Interessenverband Kapitalmarkt KMU sieht existenzbedrohende Benachteiligung des börsennotierten Mittelstandes

Neues KMU-Segment wird Scale heißen

Ein Gesetzesfehler führe beim Handel der Aktien zukünftig bei börsennotierten Mittelständlern zu regelmäßigen unsinnigen Grunderwerbsteuerzahlungen. Der Interessenverband fordert nicht nur die Großunternehmen von den Regelungen auszunehmen, sondern auch den börsennotierten Mittelstand in den Freiverkehrssegmenten.

Das geplante Gesetz stelle den börsennotierten Mittelstand in Deutschland in Frage. Es handele sich um einen klassischen Gesetzesfehler – wohl eher unbeabsichtigt als tatsächlich gewollt.

Während überall in Europa zu Recht die Initiative der Kapitalmarktunion gepredigt wird und die Kapitalmarktfinanzierung von Mittelständlern erleichtert werden solle, werde in Deutschland wohl der börsennotierte Mittelstand durch nicht nachvollziehbare Steuergesetze zusätzlich zur Kasse gebeten. Dies führe zu einer starken Benachteiligung gegenüber Großunternehmen und dem Mittelstand im Ausland. Das ist unsinnig.

Eigentliches Ziel des geplanten Gesetzes ist die Eindämmung missbräuchlicher Steuergestaltungen in der Grunderwerbsteuer.
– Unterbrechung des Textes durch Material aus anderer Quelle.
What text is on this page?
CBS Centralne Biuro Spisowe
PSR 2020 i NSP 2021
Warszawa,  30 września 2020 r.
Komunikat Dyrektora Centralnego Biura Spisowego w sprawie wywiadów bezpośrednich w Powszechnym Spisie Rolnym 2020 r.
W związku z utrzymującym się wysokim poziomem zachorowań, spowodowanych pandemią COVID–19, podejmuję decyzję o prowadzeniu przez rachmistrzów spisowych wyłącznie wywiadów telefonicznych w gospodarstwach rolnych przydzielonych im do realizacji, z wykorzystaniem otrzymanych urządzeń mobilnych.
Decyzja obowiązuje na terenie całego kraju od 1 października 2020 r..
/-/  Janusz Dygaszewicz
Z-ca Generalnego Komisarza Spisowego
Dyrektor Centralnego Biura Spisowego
Gegenwärtig sind Veräußerungen inländischer Immobilienbeteiligungen steuerfrei, solange nicht mindestens 95% der Anteile innerhalb von fünf Jahren übertragen werden.

Das geplante Änderungsgesetz sieht nunmehr eine Absenkung der Schwelle auf 90% und eine Verlängerung der Frist auf zehn Jahre vor. Darüber hinaus sollen zukünftig aber auch Anteilseignerwechsel an Kapitalgesellschaften mit inländischem Grundbesitz erfasst werden.
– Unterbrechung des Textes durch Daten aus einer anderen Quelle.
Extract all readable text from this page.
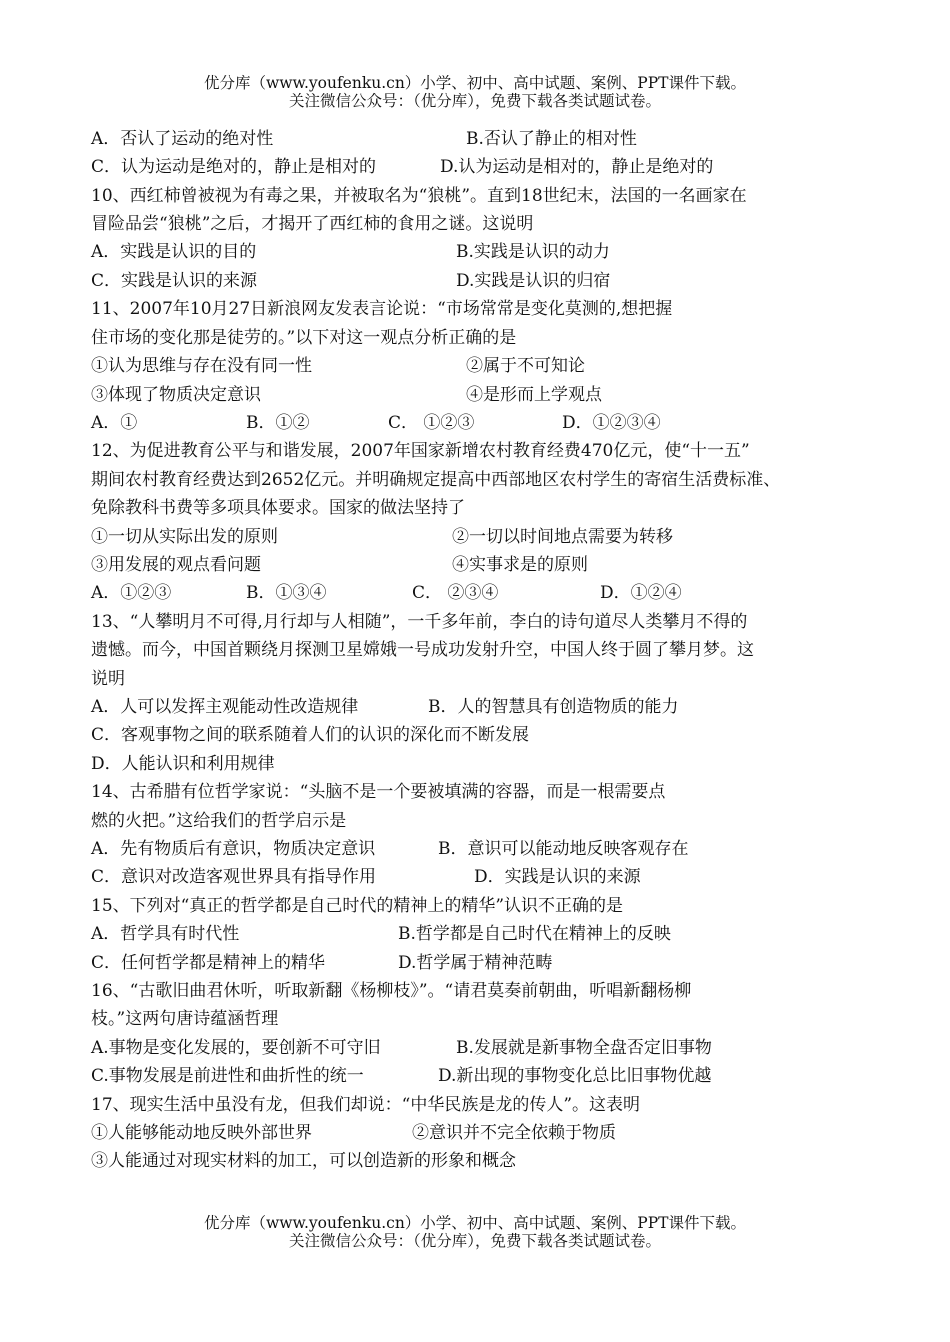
优分库（www.youfenku.cn）小学、初中、高中试题、案例、PPT课件下载。
关注微信公众号：（优分库），免费下载各类试题试卷。
A．否认了运动的绝对性	B.否认了静止的相对性
C．认为运动是绝对的，静止是相对的	D.认为运动是相对的，静止是绝对的
10、西红柿曾被视为有毒之果，并被取名为“狼桃”。直到18世纪末，法国的一名画家在
冒险品尝“狼桃”之后，才揭开了西红柿的食用之谜。这说明
A．实践是认识的目的	B.实践是认识的动力
C．实践是认识的来源	D.实践是认识的归宿
11、2007年10月27日新浪网友发表言论说：“市场常常是变化莫测的,想把握
住市场的变化那是徒劳的。”以下对这一观点分析正确的是
①认为思维与存在没有同一性	②属于不可知论
③体现了物质决定意识	④是形而上学观点
A．①	B．①②	C． ①②③	D．①②③④
12、为促进教育公平与和谐发展，2007年国家新增农村教育经费470亿元，使“十一五”
期间农村教育经费达到2652亿元。并明确规定提高中西部地区农村学生的寄宿生活费标准、
免除教科书费等多项具体要求。国家的做法坚持了
①一切从实际出发的原则	②一切以时间地点需要为转移
③用发展的观点看问题	④实事求是的原则
A．①②③	B．①③④	C． ②③④	D．①②④
13、“人攀明月不可得,月行却与人相随”，一千多年前，李白的诗句道尽人类攀月不得的
遗憾。而今，中国首颗绕月探测卫星嫦娥一号成功发射升空，中国人终于圆了攀月梦。这
说明
A．人可以发挥主观能动性改造规律	B．人的智慧具有创造物质的能力
C．客观事物之间的联系随着人们的认识的深化而不断发展
D．人能认识和利用规律
14、古希腊有位哲学家说：“头脑不是一个要被填满的容器，而是一根需要点
燃的火把。”这给我们的哲学启示是
A．先有物质后有意识，物质决定意识	B．意识可以能动地反映客观存在
C．意识对改造客观世界具有指导作用	D．实践是认识的来源
15、下列对“真正的哲学都是自己时代的精神上的精华”认识不正确的是
A．哲学具有时代性	B.哲学都是自己时代在精神上的反映
C．任何哲学都是精神上的精华	D.哲学属于精神范畴
16、“古歌旧曲君休听，听取新翻《杨柳枝》”。“请君莫奏前朝曲，听唱新翻杨柳
枝。”这两句唐诗蕴涵哲理
A.事物是变化发展的，要创新不可守旧	B.发展就是新事物全盘否定旧事物
C.事物发展是前进性和曲折性的统一	D.新出现的事物变化总比旧事物优越
17、现实生活中虽没有龙，但我们却说：“中华民族是龙的传人”。这表明
①人能够能动地反映外部世界	②意识并不完全依赖于物质
③人能通过对现实材料的加工，可以创造新的形象和概念
优分库（www.youfenku.cn）小学、初中、高中试题、案例、PPT课件下载。
关注微信公众号：（优分库），免费下载各类试题试卷。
Besteuert werde die Gesellschaft, die wegen des Anteilseignerwechsels grunderwerbssteuerrechtlich nicht mehr als dieselbe Kapitalgesellschaft anzusehen ist, so die Gesetzesbegründung.  

Die Aktiengesellschaften im Streubesitz befürchten nun, künftig regelmäßig Grunderwerbssteuer zahlen zu müssen, nur weil ihre Aktien an der Börse umgeschlagen werden. Aufgrund allein der Börsenumsätze 2018 müssten danach eine Vielzahl von DAX-Unternehmen Grunderwerbsteuer auf ihren gesamten inländischen Immobilienbesitz zahlen.

Der Bundesrat schlägt nun vor, Kapitalgesellschaften, die an einem organisierten Markt zugelassen sind, auszunehmen. Danach würde die Regelung allein die im Freiverkehr gelisteten börsennotierten Mittelstandsunternehmen treffen und benachteiligen.

Der Interessenverband kapitalmarktorientierter KMU e.V. stellt fest:

  • Der Erwerb von Aktien börsennotierter Kapitalgesellschaften hat keinen missbräuchlichen Gestaltungszweck – die Unternehmen nutzen die Börse, um Innovationen und Wachstum zu finanzieren und Arbeitsplätze zu schaffen. 
  • Die Missbrauchsnorm muss auf den Zweck der Anteilsübertragung abstellen. Der Zweck des Kaufes börsennotierter Aktien erfolgt nicht missbräuchlich zur Vermeidung von Grunderwerbsteuer. Er ist auf das Erzielen langfristiger Erträge aus Dividenden und Kurssteigerungen ausgerichtet, die insbesondere für die Altersvorsorge genutzt werden. 
  • Die Identifikation der Personen im Aktienbesitz aufgrund der Besonderheiten des Börsenhandels ist nicht möglich. Somit bleibt allein ein Abstellen auf den Handelsumsatz, was nicht sachgerecht ist 
  • Börsennotierte Unternehmen (auch im Freiverkehr) müssen grundsätzlich ausgenommen werden (dies ist etwa in Frankreich vorgesehen) 
  • Auch Freiverkehrsemittenten unterliegen wie Emittenten eines organisierten Marktes den Regelungen der Marktmissbrauchsverordnung – Marktmissbrauch in Form von Insidergeschäften und Marktmanipulation wird verhindert. Eine Differenzierung nach Marktsegmenten ist insoweit nicht sachgerecht und benachteiligt den börsennotierten Mittelstand.